Occiglot-7B-EU5-Instruct: Multilingual Instruction-Tuned Model
Occiglot-7B-EU5-Instruct is a 7 billion parameter instruction-tuned generative language model from the Occiglot Research Collective. It is an instruct version of the occiglot-7b-eu5 base model, specifically designed to support the top-5 European Union languages: English, Spanish, French, German, and Italian, in addition to code generation. The model was fine-tuned on 400 million tokens of additional multilingual and code instructions.
Key Capabilities
- Multilingual Support: Optimized for English, Spanish, French, German, and Italian.
- Code Generation: Includes training on code instructions.
- Instruction Following: Instruction-tuned using the chatml template for conversational interactions.

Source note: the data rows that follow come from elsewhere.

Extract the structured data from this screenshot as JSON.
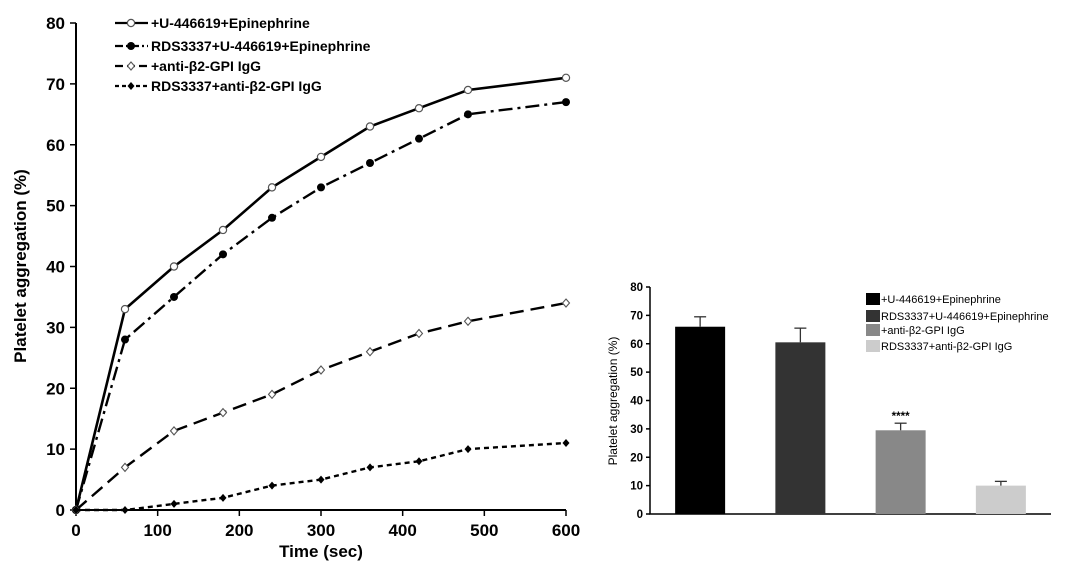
{
  "chart_data": [
    {
      "type": "line",
      "title": "",
      "xlabel": "Time (sec)",
      "ylabel": "Platelet aggregation (%)",
      "xlim": [
        0,
        600
      ],
      "ylim": [
        0,
        80
      ],
      "xticks": [
        "0",
        "100",
        "200",
        "300",
        "400",
        "500",
        "600"
      ],
      "yticks": [
        "0",
        "10",
        "20",
        "30",
        "40",
        "50",
        "60",
        "70",
        "80"
      ],
      "legend_position": "top-left",
      "grid": false,
      "series": [
        {
          "name": "+U-446619+Epinephrine",
          "marker": "open-circle",
          "line": "solid",
          "x": [
            0,
            60,
            120,
            180,
            240,
            300,
            360,
            420,
            480,
            600
          ],
          "y": [
            0,
            33,
            40,
            46,
            53,
            58,
            63,
            66,
            69,
            71
          ]
        },
        {
          "name": "RDS3337+U-446619+Epinephrine",
          "marker": "filled-circle",
          "line": "dash-dot",
          "x": [
            0,
            60,
            120,
            180,
            240,
            300,
            360,
            420,
            480,
            600
          ],
          "y": [
            0,
            28,
            35,
            42,
            48,
            53,
            57,
            61,
            65,
            67
          ]
        },
        {
          "name": "+anti-β2-GPI  IgG",
          "marker": "open-diamond",
          "line": "long-dash",
          "x": [
            0,
            60,
            120,
            180,
            240,
            300,
            360,
            420,
            480,
            600
          ],
          "y": [
            0,
            7,
            13,
            16,
            19,
            23,
            26,
            29,
            31,
            34
          ]
        },
        {
          "name": "RDS3337+anti-β2-GPI  IgG",
          "marker": "filled-diamond",
          "line": "short-dash",
          "x": [
            0,
            60,
            120,
            180,
            240,
            300,
            360,
            420,
            480,
            600
          ],
          "y": [
            0,
            0,
            1,
            2,
            4,
            5,
            7,
            8,
            10,
            11
          ]
        }
      ]
    },
    {
      "type": "bar",
      "title": "",
      "xlabel": "",
      "ylabel": "Platelet aggregation (%)",
      "ylim": [
        0,
        80
      ],
      "yticks": [
        "0",
        "10",
        "20",
        "30",
        "40",
        "50",
        "60",
        "70",
        "80"
      ],
      "legend_position": "top-right",
      "grid": false,
      "categories": [
        "+U-446619+Epinephrine",
        "RDS3337+U-446619+Epinephrine",
        "+anti-β2-GPI IgG",
        "RDS3337+anti-β2-GPI IgG"
      ],
      "values": [
        66,
        60.5,
        29.5,
        10
      ],
      "errors": [
        3.5,
        5,
        2.5,
        1.5
      ],
      "colors": [
        "#000000",
        "#333333",
        "#888888",
        "#cccccc"
      ],
      "annotations": [
        {
          "bar": 2,
          "text": "****"
        }
      ]
    }
  ]
}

- Research Focus: Part of an ongoing open research project for multilingual language models.
Performance Insights
Preliminary evaluations show improved performance over its base model (Occiglot-7b-eu5) across various benchmarks, including arc_challenge, belebele, hellaswag, mmlu, and truthfulqa in both aggregated and individual language tests. It generally performs competitively with or surpasses other specialized multilingual 7B models in its target languages, though English performance is typically higher.
Important Considerations
- Safety: The model was not safety aligned and may produce problematic outputs.
- Evaluation Caveats: Non-English evaluation results are based on partially machine-translated datasets and English prompts, which may introduce bias.